The longtime operator of the Maryland House and Chesapeake House has lost its legal challenge to the bidding and award process that transferred operational control of the two Interstate 95 rest stops to a Florida company.
Baltimore City Circuit Court Judge Audrey J.S. Carrion has dismissed the lawsuit Bethesda-based HMSHost brought against the Maryland Transportation Authority and Miami-based Areas USA LLC, the company that won the 35-year, $500 million construction and operating contract this year after a public-private partnership bidding process. HMSHost, which had operated the travel plazas since 1987, had ample opportunities to challenge the process short of litigation but failed to do so, Carrion said.
HMSHost claimed in its lawsuit that state officials illegally favored Areas by denying the Bethesda-based company an opportunity to raise its bid.
“This decision ignores the fact that the state did not follow its own rules and regulations in awarding this contract,” HMS President Tom Fricke said in a statement Friday. “This decision is not only bad for HMSHost, but for all Marylanders.”
The state gave its final approval to Areas’ offer in March when the Board of Public Works voted 2-1 in favor of the company. Gov. Martin O’Malley and Treasurer Nancy K. Kopp voted in favor of the award.
Comptroller Peter Franchot voted against it, citing concern over HMSHost’s then-pending lawsuit.
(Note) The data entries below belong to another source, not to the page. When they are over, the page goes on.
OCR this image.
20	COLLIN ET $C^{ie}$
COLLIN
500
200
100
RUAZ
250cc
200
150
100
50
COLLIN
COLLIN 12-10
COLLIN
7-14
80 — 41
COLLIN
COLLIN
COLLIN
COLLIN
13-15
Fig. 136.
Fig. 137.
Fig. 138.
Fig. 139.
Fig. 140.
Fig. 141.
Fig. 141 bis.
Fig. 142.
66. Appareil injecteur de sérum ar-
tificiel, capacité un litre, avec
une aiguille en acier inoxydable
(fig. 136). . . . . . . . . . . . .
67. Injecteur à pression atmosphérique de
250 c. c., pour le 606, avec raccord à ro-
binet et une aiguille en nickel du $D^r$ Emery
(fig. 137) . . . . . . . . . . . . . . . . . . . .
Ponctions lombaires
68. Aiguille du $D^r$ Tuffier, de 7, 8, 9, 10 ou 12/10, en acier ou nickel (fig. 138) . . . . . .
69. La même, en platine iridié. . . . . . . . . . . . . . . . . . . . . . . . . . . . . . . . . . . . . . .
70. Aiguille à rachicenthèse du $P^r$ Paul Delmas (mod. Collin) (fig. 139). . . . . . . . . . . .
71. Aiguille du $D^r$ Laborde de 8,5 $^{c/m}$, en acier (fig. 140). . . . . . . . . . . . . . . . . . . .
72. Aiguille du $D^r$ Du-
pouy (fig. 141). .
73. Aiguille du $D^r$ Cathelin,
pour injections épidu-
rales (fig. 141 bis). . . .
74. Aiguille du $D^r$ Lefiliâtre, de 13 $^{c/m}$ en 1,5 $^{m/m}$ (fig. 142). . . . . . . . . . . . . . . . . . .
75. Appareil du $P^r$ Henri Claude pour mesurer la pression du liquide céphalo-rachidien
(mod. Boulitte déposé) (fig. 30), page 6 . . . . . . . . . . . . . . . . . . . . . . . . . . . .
“I just get the feeling we’re jumping the gun here,” Franchot said at the time. “I would … feel more comfortable if we allowed the legal process to run its course.”
Areas began demolition and construction at the Maryland House, in Harford County, in September. The Chesapeake House, in Cecil County, will remain open while the Maryland House is under construction, said Areas Chief Executive Officer Xavier Rabell.